Santosh Nagarakatte is an Associate Professor of Computer Science at Rutgers University. He obtained his PhD from the University of Pennsylvania in 2012. His research interests are in Hardware-Software Interfaces spanning Programming Languages, Compilers, Software Engineering, and Computer Architecture. His papers have been selected as IEEE MICRO TOP Picks papers of computer architecture conferences in 2010 and 2013. He received the NSF CAREER Award in 2015, ACM SIGPLAN PLDI 2015 Distinguished Paper Award, and ACM SIGSOFT ICSE 2016 Distinguished Paper Award for his research on LLVM compiler verification.

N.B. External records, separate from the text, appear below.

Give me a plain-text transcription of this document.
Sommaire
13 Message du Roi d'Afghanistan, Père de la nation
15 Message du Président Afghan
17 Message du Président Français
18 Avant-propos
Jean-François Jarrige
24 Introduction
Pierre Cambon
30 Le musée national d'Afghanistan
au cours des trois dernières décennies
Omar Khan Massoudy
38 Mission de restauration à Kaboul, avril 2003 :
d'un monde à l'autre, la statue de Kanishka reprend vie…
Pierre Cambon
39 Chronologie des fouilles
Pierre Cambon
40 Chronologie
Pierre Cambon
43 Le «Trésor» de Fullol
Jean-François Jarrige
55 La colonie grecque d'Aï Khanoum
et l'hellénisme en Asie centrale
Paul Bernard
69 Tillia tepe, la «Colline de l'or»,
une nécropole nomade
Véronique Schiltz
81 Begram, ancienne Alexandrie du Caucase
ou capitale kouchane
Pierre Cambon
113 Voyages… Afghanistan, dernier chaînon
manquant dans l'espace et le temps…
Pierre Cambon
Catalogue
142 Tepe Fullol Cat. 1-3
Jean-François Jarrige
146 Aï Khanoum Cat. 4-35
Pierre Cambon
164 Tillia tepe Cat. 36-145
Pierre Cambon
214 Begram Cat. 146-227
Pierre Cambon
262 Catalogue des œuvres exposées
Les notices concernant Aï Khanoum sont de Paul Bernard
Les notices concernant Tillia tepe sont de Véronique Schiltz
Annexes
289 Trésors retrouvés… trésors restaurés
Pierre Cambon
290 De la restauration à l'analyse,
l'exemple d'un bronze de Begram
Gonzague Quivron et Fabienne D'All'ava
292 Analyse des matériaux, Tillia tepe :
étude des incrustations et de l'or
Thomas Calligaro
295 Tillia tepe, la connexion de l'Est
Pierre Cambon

His papers have also been selected as the 2016 SIGPLAN Research Highlights Paper and 2018 Communication of the ACM Research Highlights Paper. His PhD student David Menendez’s dissertation was awarded the John C Reynolds ACM SIGPLAN Outstanding Dissertation Award in 2018.


Jonathan M. Smith is currently a Program Manager in the Information Innovation Office (I2O) at the Defense Advanced Projects Research Agency (DARPA) on leave from the University of Pennsylvania, where he holds the Olga and Alberico Pompa Professorship of Engineering and Applied Science and is a Professor of Computer and Information Science. He was previously a Member of Technical Staff at Bell Telephone Laboratories and Bell Communications Research, joining Penn in 1989 after receiving his Ph.D. from Columbia University. He previously served as a Program Manager at DARPA in 2004-2006, and was awarded the Office of the Secretary of Defense Medal for Exceptional Public Service in 2006. He became an IEEE Fellow in 2001.